Em 2016 já foram registrados 169 casos de violação de direitos, sendo 117 de racismo e 52 contra religiões afro-brasileiras

Redação
Foto: Amanda Oliveira/GOVBA
Foto: Amanda Oliveira/GOVBA

 

Na Bahia, em 2016 foram registrados 169 casos de violação de direitos, sendo 117 de racismo e 52 de intolerância religiosa, segundo informações do Centro de Referência de Combate ao Racismo e à Intolerância Religiosa Nelson Mandela. Com o propósito de chamar a atenção para o problema, será realizado um ato público, na manhã desta segunda-feira (28), no espaço onde está instalado busto de Mãe Gilda, que foi alvo de vandalismo no mês de maio, após dois anos de instalação no Parque do Abaeté .

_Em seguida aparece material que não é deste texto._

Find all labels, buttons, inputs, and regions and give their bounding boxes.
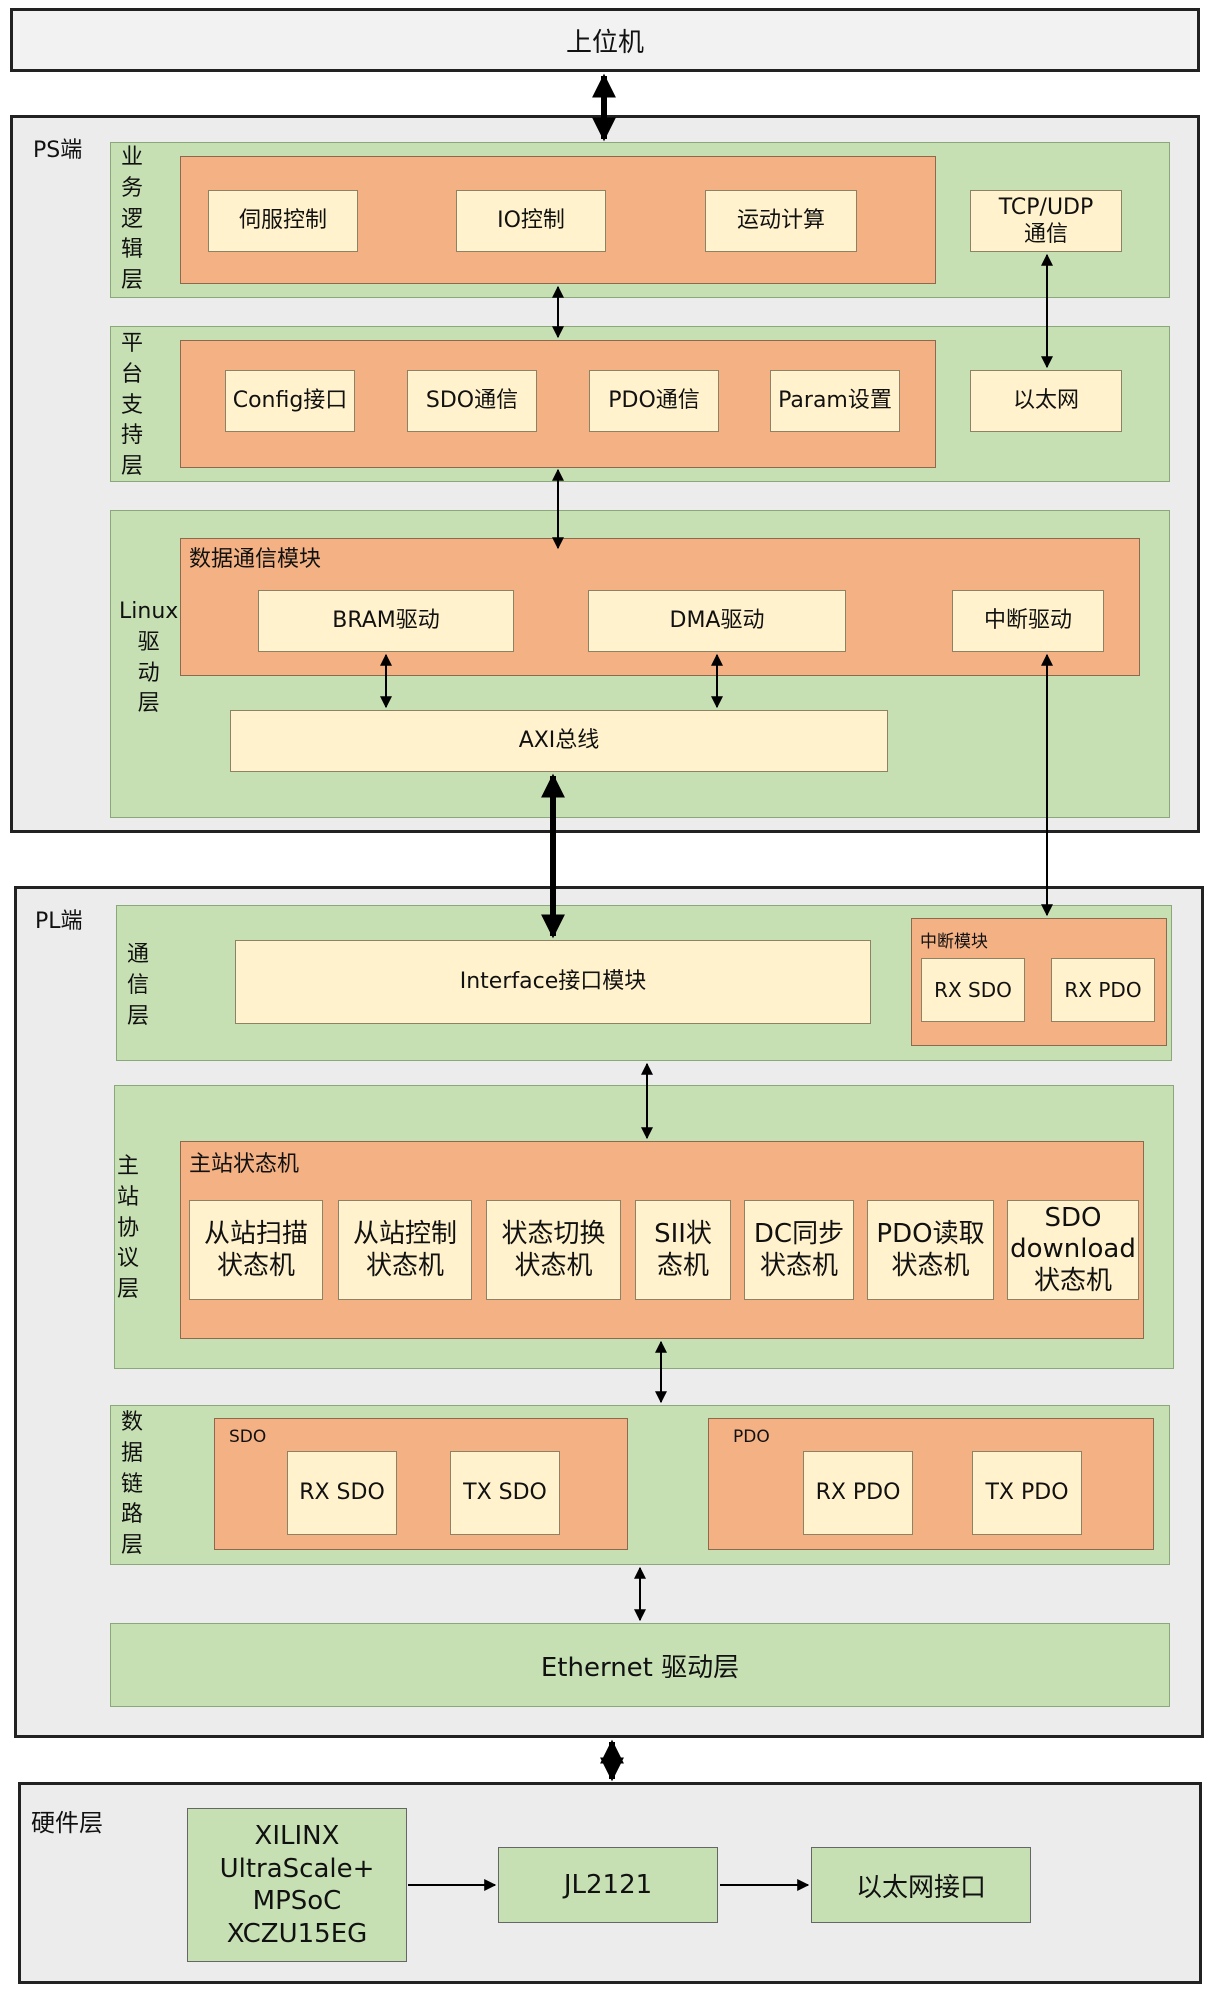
state-switch-sm-label: 状态切换 状态机 — [501, 1218, 606, 1282]
datalink-rx-sdo-label: RX SDO — [299, 1480, 385, 1506]
ethernet-port-box: 以太网接口 — [811, 1847, 1031, 1923]
datalink-tx-sdo-box: TX SDO — [450, 1451, 560, 1535]
host-computer-box: 上位机 — [10, 8, 1200, 72]
sdo-comm-label: SDO通信 — [425, 388, 519, 414]
slave-control-sm-label: 从站控制 状态机 — [352, 1218, 457, 1282]
interrupt-rx-sdo-box: RX SDO — [921, 958, 1025, 1022]
motion-calc-label: 运动计算 — [736, 208, 825, 234]
param-setting-label: Param设置 — [778, 388, 892, 414]
hardware-section-label: 硬件层 — [31, 1809, 103, 1837]
io-control-label: IO控制 — [497, 208, 565, 234]
servo-control-label: 伺服控制 — [238, 208, 327, 234]
bram-driver-box: BRAM驱动 — [258, 590, 514, 652]
ethernet-driver-layer-label: Ethernet 驱动层 — [540, 1652, 740, 1683]
sdo-download-sm-label: SDO download 状态机 — [1010, 1203, 1136, 1296]
sdo-comm-box: SDO通信 — [407, 370, 537, 432]
ethernet-driver-layer: Ethernet 驱动层 — [110, 1623, 1170, 1707]
tcp-udp-label: TCP/UDP 通信 — [998, 194, 1094, 248]
slave-scan-sm-box: 从站扫描 状态机 — [189, 1200, 323, 1300]
ps-section-label: PS端 — [33, 138, 83, 163]
axi-bus-label: AXI总线 — [518, 728, 600, 754]
config-interface-label: Config接口 — [232, 388, 348, 414]
dc-sync-sm-box: DC同步 状态机 — [744, 1200, 854, 1300]
datalink-rx-sdo-box: RX SDO — [287, 1451, 397, 1535]
interface-module-box: Interface接口模块 — [235, 940, 871, 1024]
datalink-rx-pdo-label: RX PDO — [815, 1480, 901, 1506]
business-logic-layer-label: 业 务 逻 辑 层 — [121, 145, 144, 294]
interrupt-rx-pdo-box: RX PDO — [1051, 958, 1155, 1022]
axi-bus-box: AXI总线 — [230, 710, 888, 772]
pdo-group-title: PDO — [733, 1427, 770, 1447]
param-setting-box: Param设置 — [770, 370, 900, 432]
slave-scan-sm-label: 从站扫描 状态机 — [203, 1218, 308, 1282]
platform-support-layer-label: 平 台 支 持 层 — [121, 331, 144, 480]
ethernet-box: 以太网 — [970, 370, 1122, 432]
datalink-tx-pdo-box: TX PDO — [972, 1451, 1082, 1535]
fpga-box: XILINX UltraScale+ MPSoC XCZU15EG — [187, 1808, 407, 1962]
dma-driver-box: DMA驱动 — [588, 590, 846, 652]
sdo-group-title: SDO — [229, 1427, 267, 1447]
pdo-comm-box: PDO通信 — [589, 370, 719, 432]
master-state-machine-title: 主站状态机 — [189, 1152, 300, 1177]
interrupt-driver-label: 中断驱动 — [983, 608, 1072, 634]
datalink-rx-pdo-box: RX PDO — [803, 1451, 913, 1535]
host-computer-label: 上位机 — [565, 27, 644, 58]
pdo-group: PDO — [708, 1418, 1154, 1550]
state-switch-sm-box: 状态切换 状态机 — [486, 1200, 621, 1300]
sdo-download-sm-box: SDO download 状态机 — [1007, 1200, 1139, 1300]
interface-module-label: Interface接口模块 — [459, 969, 647, 995]
ethernet-port-label: 以太网接口 — [855, 1872, 986, 1903]
linux-driver-layer-label: Linux 驱 动 层 — [119, 599, 179, 717]
interrupt-driver-box: 中断驱动 — [952, 590, 1104, 652]
phy-chip-box: JL2121 — [498, 1847, 718, 1923]
sii-sm-label: SII状 态机 — [654, 1218, 712, 1282]
interrupt-rx-pdo-label: RX PDO — [1064, 977, 1142, 1002]
interrupt-module-title: 中断模块 — [920, 932, 988, 952]
comm-layer-label: 通 信 层 — [127, 942, 150, 1029]
io-control-box: IO控制 — [456, 190, 606, 252]
sii-sm-box: SII状 态机 — [635, 1200, 731, 1300]
slave-control-sm-box: 从站控制 状态机 — [338, 1200, 472, 1300]
phy-chip-label: JL2121 — [563, 1870, 653, 1900]
dma-driver-label: DMA驱动 — [669, 608, 765, 634]
servo-control-box: 伺服控制 — [208, 190, 358, 252]
pdo-comm-label: PDO通信 — [608, 388, 700, 414]
data-comm-module-title: 数据通信模块 — [189, 547, 322, 572]
motion-calc-box: 运动计算 — [705, 190, 857, 252]
data-link-layer-label: 数 据 链 路 层 — [121, 1410, 144, 1559]
pl-section-label: PL端 — [35, 909, 83, 934]
tcp-udp-box: TCP/UDP 通信 — [970, 190, 1122, 252]
pdo-read-sm-label: PDO读取 状态机 — [876, 1218, 985, 1282]
master-protocol-layer-label: 主 站 协 议 层 — [117, 1154, 140, 1303]
sdo-group: SDO — [214, 1418, 628, 1550]
bram-driver-label: BRAM驱动 — [332, 608, 440, 634]
datalink-tx-pdo-label: TX PDO — [985, 1480, 1069, 1506]
pdo-read-sm-box: PDO读取 状态机 — [867, 1200, 994, 1300]
interrupt-rx-sdo-label: RX SDO — [934, 977, 1012, 1002]
datalink-tx-sdo-label: TX SDO — [463, 1480, 547, 1506]
fpga-label: XILINX UltraScale+ MPSoC XCZU15EG — [219, 1821, 375, 1949]
config-interface-box: Config接口 — [225, 370, 355, 432]
dc-sync-sm-label: DC同步 状态机 — [753, 1218, 845, 1282]
ethernet-label: 以太网 — [1012, 388, 1079, 414]
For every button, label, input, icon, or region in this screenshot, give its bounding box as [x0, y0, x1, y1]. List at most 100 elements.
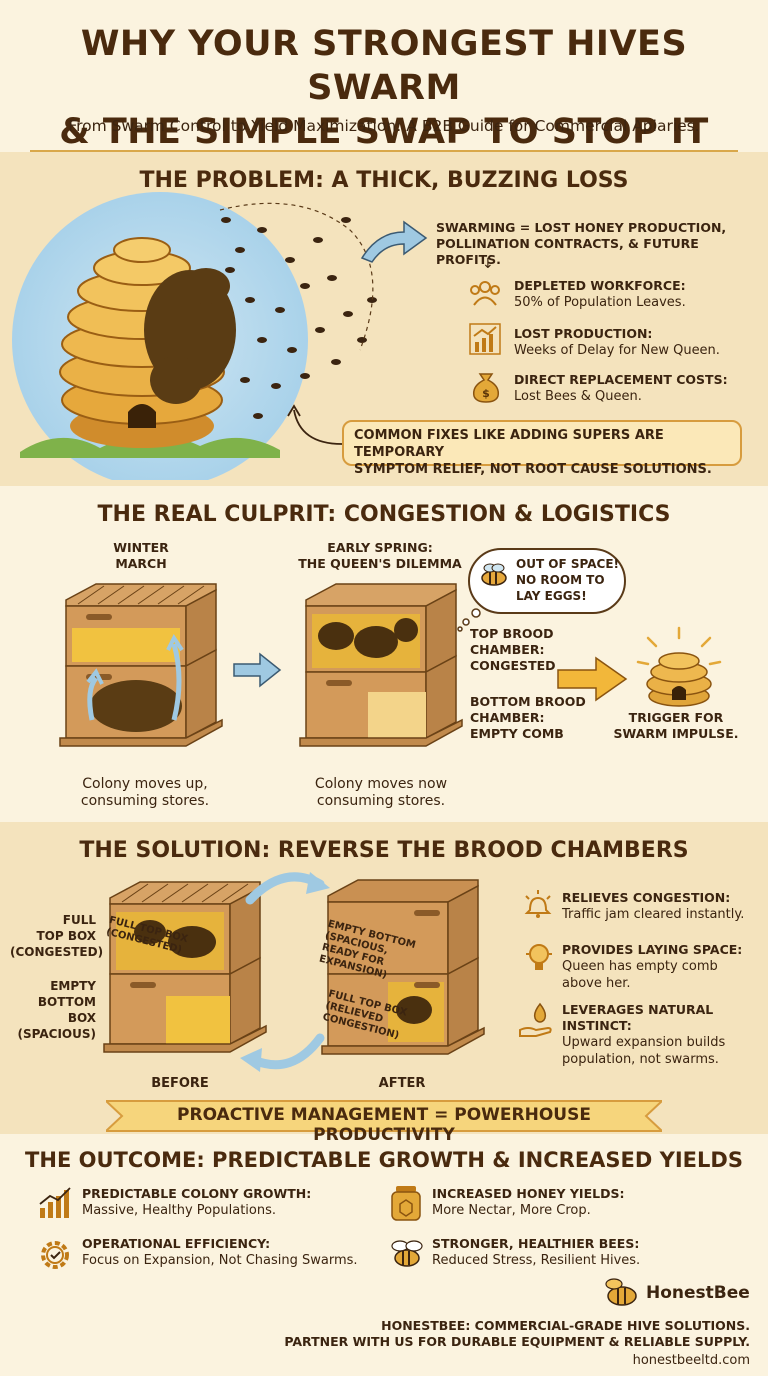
- callout-line-1: COMMON FIXES LIKE ADDING SUPERS ARE TEMP…: [354, 428, 664, 460]
- swarm-direction-arrow: [360, 220, 428, 263]
- production-text: Weeks of Delay for New Queen.: [514, 343, 720, 358]
- full-top-line-3: (CONGESTED): [10, 945, 104, 959]
- common-fixes-callout: COMMON FIXES LIKE ADDING SUPERS ARE TEMP…: [342, 420, 742, 477]
- bubble-line-1: OUT OF SPACE!: [516, 557, 619, 571]
- benefit-congestion: RELIEVES CONGESTION: Traffic jam cleared…: [562, 890, 744, 923]
- full-top-label: FULL TOP BOX (CONGESTED): [10, 912, 104, 960]
- productivity-banner: [106, 1100, 662, 1132]
- swarm-impulse-hive-icon: [636, 626, 722, 707]
- swap-arrow-bottom: [240, 1033, 325, 1072]
- bee-cluster: [144, 268, 236, 404]
- hive-entrance: [128, 404, 156, 428]
- people-icon: [470, 281, 500, 306]
- outcome-bees: STRONGER, HEALTHIER BEES: Reduced Stress…: [432, 1236, 640, 1269]
- problem-item-workforce: DEPLETED WORKFORCE: 50% of Population Le…: [514, 278, 686, 311]
- queen-bee-icon: [481, 563, 507, 586]
- flight-path: [219, 202, 374, 351]
- benefit-instinct-text-1: Upward expansion builds: [562, 1035, 726, 1050]
- bubble-line-3: LAY EGGS!: [516, 589, 587, 603]
- bubble-text: OUT OF SPACE! NO ROOM TO LAY EGGS!: [516, 556, 622, 604]
- problem-headline: SWARMING = LOST HONEY PRODUCTION, POLLIN…: [436, 220, 768, 268]
- footer-line-1: HONESTBEE: COMMERCIAL-GRADE HIVE SOLUTIO…: [381, 1318, 750, 1333]
- brand-name: HonestBee: [646, 1283, 750, 1303]
- empty-bottom-line-2: BOTTOM BOX: [37, 995, 96, 1025]
- outcome-efficiency: OPERATIONAL EFFICIENCY: Focus on Expansi…: [82, 1236, 358, 1269]
- money-bag-icon: $: [472, 373, 500, 403]
- outcome-honey: INCREASED HONEY YIELDS: More Nectar, Mor…: [432, 1186, 624, 1219]
- after-hive-illustration: [321, 879, 485, 1055]
- empty-bottom-label: EMPTY BOTTOM BOX (SPACIOUS): [10, 978, 96, 1042]
- problem-item-costs: DIRECT REPLACEMENT COSTS: Lost Bees & Qu…: [514, 372, 728, 405]
- growth-chart-icon: [39, 1187, 71, 1218]
- bell-icon: [524, 890, 552, 918]
- problem-headline-line-2: POLLINATION CONTRACTS, & FUTURE PROFITS.: [436, 236, 699, 267]
- page-title: WHY YOUR STRONGEST HIVES SWARM & THE SIM…: [0, 22, 768, 154]
- solution-title: THE SOLUTION: REVERSE THE BROOD CHAMBERS: [79, 838, 689, 863]
- callout-arrow: [287, 404, 343, 445]
- bee-icon: [391, 1240, 423, 1267]
- workforce-text: 50% of Population Leaves.: [514, 295, 686, 310]
- outcome-growth: PREDICTABLE COLONY GROWTH: Massive, Heal…: [82, 1186, 311, 1219]
- swarming-hive-illustration: [12, 192, 377, 480]
- page-subtitle: From Swarm Control to Yield Maximization…: [68, 117, 700, 135]
- outcome-growth-text: Massive, Healthy Populations.: [82, 1203, 277, 1218]
- costs-text: Lost Bees & Queen.: [514, 389, 642, 404]
- winter-line-1: WINTER: [113, 540, 169, 555]
- benefit-instinct-title-2: INSTINCT:: [562, 1018, 632, 1033]
- honey-jar-icon: [391, 1186, 421, 1221]
- caption-spring: Colony moves now consuming stores.: [296, 776, 466, 810]
- spring-label: EARLY SPRING: THE QUEEN'S DILEMMA: [290, 540, 470, 572]
- down-arrow-icon: ↓: [482, 256, 494, 272]
- title-line-1: WHY YOUR STRONGEST HIVES SWARM: [80, 24, 688, 108]
- winter-hive-illustration: [59, 583, 223, 747]
- gear-icon: [41, 1241, 69, 1269]
- spring-hive-illustration: [299, 583, 463, 747]
- title-line-2: & THE SIMPLE SWAP TO STOP IT: [59, 112, 709, 152]
- caption-spring-line-1: Colony moves now: [314, 776, 448, 792]
- footer-line-2: PARTNER WITH US FOR DURABLE EQUIPMENT & …: [284, 1334, 750, 1349]
- outcome-bees-text: Reduced Stress, Resilient Hives.: [432, 1253, 641, 1268]
- benefit-laying-title: PROVIDES LAYING SPACE:: [562, 942, 743, 957]
- caption-winter: Colony moves up, consuming stores.: [60, 776, 230, 810]
- winter-label: WINTER MARCH: [96, 540, 186, 572]
- caption-spring-line-2: consuming stores.: [316, 793, 446, 809]
- outcome-honey-text: More Nectar, More Crop.: [432, 1203, 591, 1218]
- winter-line-2: MARCH: [115, 556, 167, 571]
- outcome-section-bg: [0, 1134, 768, 1376]
- outcome-efficiency-text: Focus on Expansion, Not Chasing Swarms.: [82, 1253, 358, 1268]
- outcome-title: THE OUTCOME: PREDICTABLE GROWTH & INCREA…: [25, 1148, 743, 1172]
- spring-line-1: EARLY SPRING:: [327, 540, 433, 555]
- footer-website[interactable]: honestbeeltd.com: [632, 1353, 750, 1368]
- full-top-line-2: TOP BOX: [36, 929, 96, 943]
- bubble-tail: [457, 608, 481, 632]
- outcome-bees-title: STRONGER, HEALTHIER BEES:: [432, 1236, 640, 1251]
- full-top-line-1: FULL: [62, 913, 96, 927]
- transition-arrow: [233, 652, 282, 688]
- trigger-arrow: [557, 656, 628, 702]
- honestbee-logo-icon: [605, 1278, 637, 1306]
- workforce-title: DEPLETED WORKFORCE:: [514, 278, 686, 293]
- swap-arrow-top: [245, 872, 330, 905]
- benefit-instinct-title: LEVERAGES NATURAL: [562, 1002, 714, 1017]
- benefit-instinct-text-2: population, not swarms.: [562, 1052, 719, 1067]
- outcome-growth-title: PREDICTABLE COLONY GROWTH:: [82, 1186, 312, 1201]
- top-brood-line-3: CONGESTED: [470, 658, 556, 673]
- bottom-brood-line-2: CHAMBER:: [470, 710, 545, 725]
- outcome-efficiency-title: OPERATIONAL EFFICIENCY:: [82, 1236, 271, 1251]
- callout-line-2: SYMPTOM RELIEF, NOT ROOT CAUSE SOLUTIONS…: [354, 462, 712, 477]
- before-hive-illustration: [103, 881, 267, 1053]
- benefit-laying-text-1: Queen has empty comb: [562, 959, 718, 974]
- benefit-instinct: LEVERAGES NATURAL INSTINCT: Upward expan…: [562, 1002, 725, 1068]
- productivity-banner-text: PROACTIVE MANAGEMENT = POWERHOUSE PRODUC…: [177, 1105, 591, 1145]
- top-brood-line-1: TOP BROOD: [470, 626, 554, 641]
- spring-line-2: THE QUEEN'S DILEMMA: [298, 556, 462, 571]
- caption-winter-line-2: consuming stores.: [80, 793, 210, 809]
- hand-drop-icon: [519, 1002, 552, 1037]
- header-divider: [30, 150, 738, 152]
- chart-decline-icon: [469, 323, 501, 355]
- benefit-congestion-text: Traffic jam cleared instantly.: [562, 907, 745, 922]
- benefit-congestion-title: RELIEVES CONGESTION:: [562, 890, 731, 905]
- caption-winter-line-1: Colony moves up,: [82, 776, 208, 792]
- top-brood-label: TOP BROOD CHAMBER: CONGESTED: [470, 626, 556, 674]
- benefit-laying-text-2: above her.: [562, 976, 631, 991]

Participam do ato contra a intolerância religiosa, lideranças do movimento negro e de mulheres, blocos afro, afoxés, povos de terreiro e demais representantes da sociedade civil e do poder público. A iniciativa é do terreiro Abassá de Ogum e do Conselho de Desenvolvimento da Comunidade Negra (CDCN), com o apoio da Rede de Combate ao Racismo e à Intolerância Religiosa, da Secretaria de Promoção da Igualdade Racial do Estado (Sepromi) e do Comitê Interreligioso da Bahia (Cirb).

A yalorixá Gildásia dos Santos, a Mãe Gilda, se tornou símbolo de resistência pela afirmação das religiões de matriz africana. O caso da liderança é um dos mais emblemáticos na luta contra o racismo e o ódio religioso no país. Após ter sua imagem maculada e o terreiro (Ilê Axé Abassá de Ogum, em Salvador) invadido e vandalizado por representantes de outra religião, a sacerdotisa teve agravamentos de problemas de saúde e faleceu em 21 de janeiro de 2000.